Coraz bardziej lubię gry, które nie zajmują zbyt wiele, a rozgrywka mieści się w kilkunastu minutach. Można grać prawie wszędzie, szybko się nie nudzą. Jeśli są to gry logiczne lub inaczej ćwiczące umysł, to z chęcią wykorzystuję je na zajęciach.

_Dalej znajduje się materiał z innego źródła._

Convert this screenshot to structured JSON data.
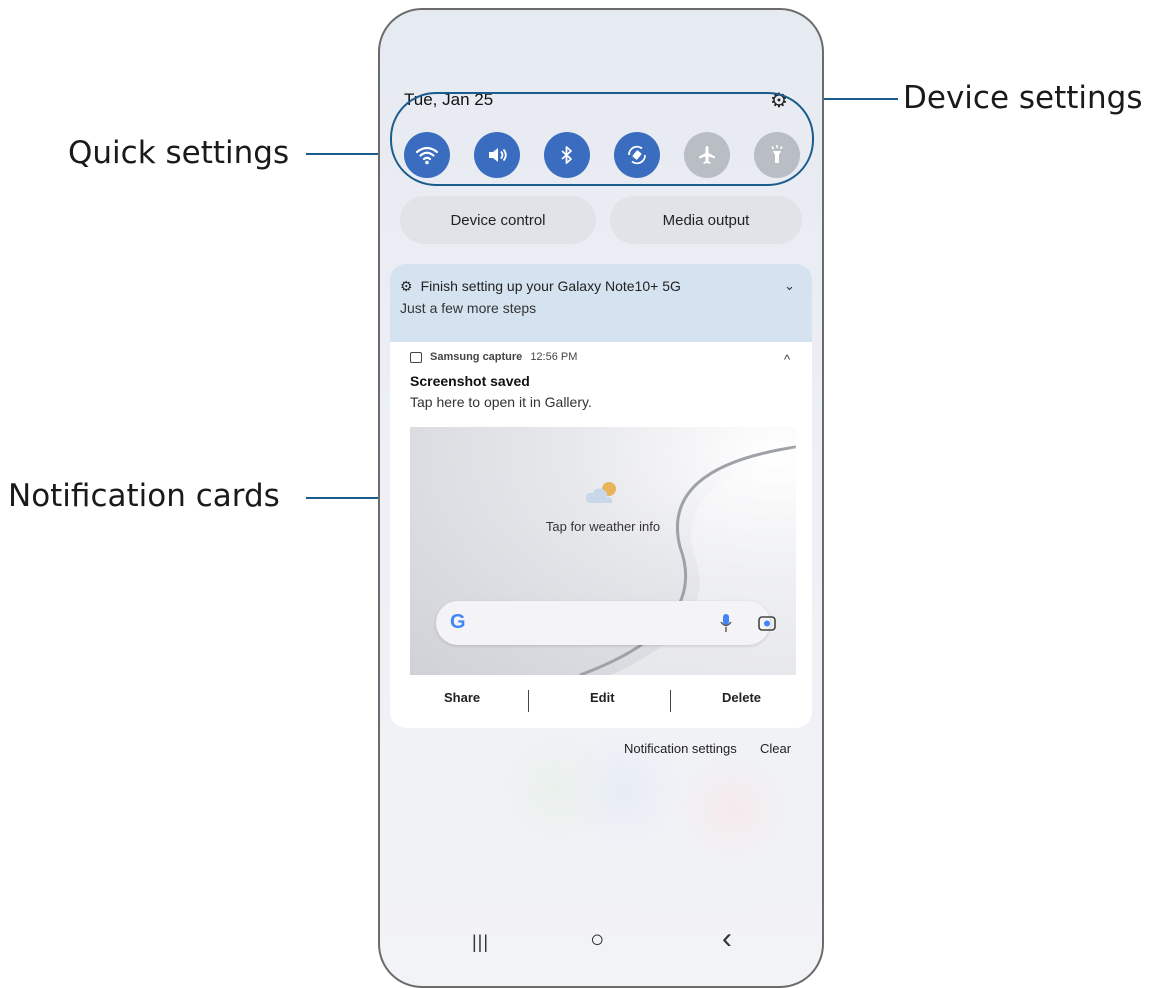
{
  "callouts": {
    "device_settings": "Device settings",
    "quick_settings": "Quick settings",
    "notification_cards": "Notification cards"
  },
  "status": {
    "date": "Tue, Jan 25"
  },
  "quick_settings": [
    {
      "icon": "wifi-icon",
      "state": "on"
    },
    {
      "icon": "sound-icon",
      "state": "on"
    },
    {
      "icon": "bluetooth-icon",
      "state": "on"
    },
    {
      "icon": "auto-rotate-icon",
      "state": "on"
    },
    {
      "icon": "airplane-mode-icon",
      "state": "off"
    },
    {
      "icon": "flashlight-icon",
      "state": "off"
    }
  ],
  "panel_buttons": {
    "device_control": "Device control",
    "media_output": "Media output"
  },
  "setup_card": {
    "title": "Finish setting up your Galaxy Note10+ 5G",
    "subtitle": "Just a few more steps"
  },
  "screenshot_card": {
    "app_name": "Samsung capture",
    "time": "12:56 PM",
    "title": "Screenshot saved",
    "subtitle": "Tap here to open it in Gallery.",
    "preview_weather": "Tap for weather info",
    "google_letter": "G",
    "actions": {
      "share": "Share",
      "edit": "Edit",
      "delete": "Delete"
    }
  },
  "footer": {
    "notification_settings": "Notification settings",
    "clear": "Clear"
  },
  "nav_bar": {
    "recents": "|||",
    "home": "○",
    "back": "‹"
  },
  "colors": {
    "accent": "#1b5c8e",
    "toggle_on": "#3a6cbf",
    "toggle_off": "#b9bdc4",
    "setup_card": "#d5e3f0"
  }
}
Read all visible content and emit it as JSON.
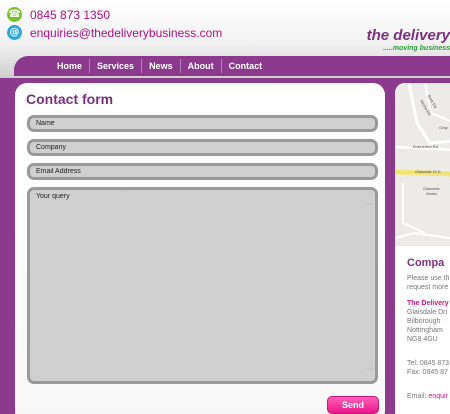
{
  "header": {
    "phone": "0845 873 1350",
    "email": "enquiries@thedeliverybusiness.com",
    "phone_icon": "phone-icon",
    "email_icon": "email-icon",
    "phone_glyph": "☎",
    "email_glyph": "@",
    "logo_name": "the delivery",
    "logo_tagline": ".....moving business"
  },
  "nav": {
    "items": [
      "Home",
      "Services",
      "News",
      "About",
      "Contact"
    ]
  },
  "form": {
    "title": "Contact form",
    "name_placeholder": "Name",
    "company_placeholder": "Company",
    "email_placeholder": "Email Address",
    "query_placeholder": "Your query",
    "send_label": "Send"
  },
  "map": {
    "labels": {
      "road1": "Nicola Rd",
      "road2": "Brett Rd",
      "road3": "Gray",
      "road4": "Bramerton Rd",
      "road5": "Glaisdale Dr E",
      "works1": "Glaisdale",
      "works2": "Works"
    }
  },
  "company": {
    "heading": "Compa",
    "intro_line1": "Please use th",
    "intro_line2": "request more",
    "name": "The Delivery",
    "address": [
      "Glaisdale Dri",
      "Bilborough",
      "Nottingham",
      "NG8 4GU"
    ],
    "tel": "Tel: 0845 873",
    "fax": "Fax: 0845 87",
    "email_label": "Email:",
    "email_value": "enquir"
  },
  "colors": {
    "brand_purple": "#8c3a8e",
    "title_purple": "#7d2f7f",
    "pink_accent": "#d4147f",
    "send_button": "#e8198b",
    "green_tagline": "#2f9c3c"
  }
}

Dzisiaj polecam grę SET. Składa się ona z 81 kart z obrazkami falek, elips i rombów. Oprócz kształtu karty różnią się między sobą kolorem, wypełnieniem figur i ilością figur. Reguły są w teorii bardzo proste – z wyłożonych na stole 12 kart wybieramy zbiór (set) trzech, które spełniają taki warunek: każda cecha jest albo taka sama (po 3 elementy, wszystkie zielone, itp), bądź całkowicie różna (1,2,3 elementy, ale nie 1,2,2; falki, owale, romby, ale nie 2 karty owalami, a jedna z rombami). W praktyce na początku wcale nie jest tak łatwo znajdować prawidłowe sety, szczególnie jeśli różnią się wieloma cechami.

Kto pierwszy ten lepszy, chcemy zebrać jak najwięcej kart. Gra ćwiczy zatem refleks, myślenie przestrzenne i analityczne, spostrzegawczość. Na zajęciach zdecydowanie podobała się większości dzieci. Polecamy!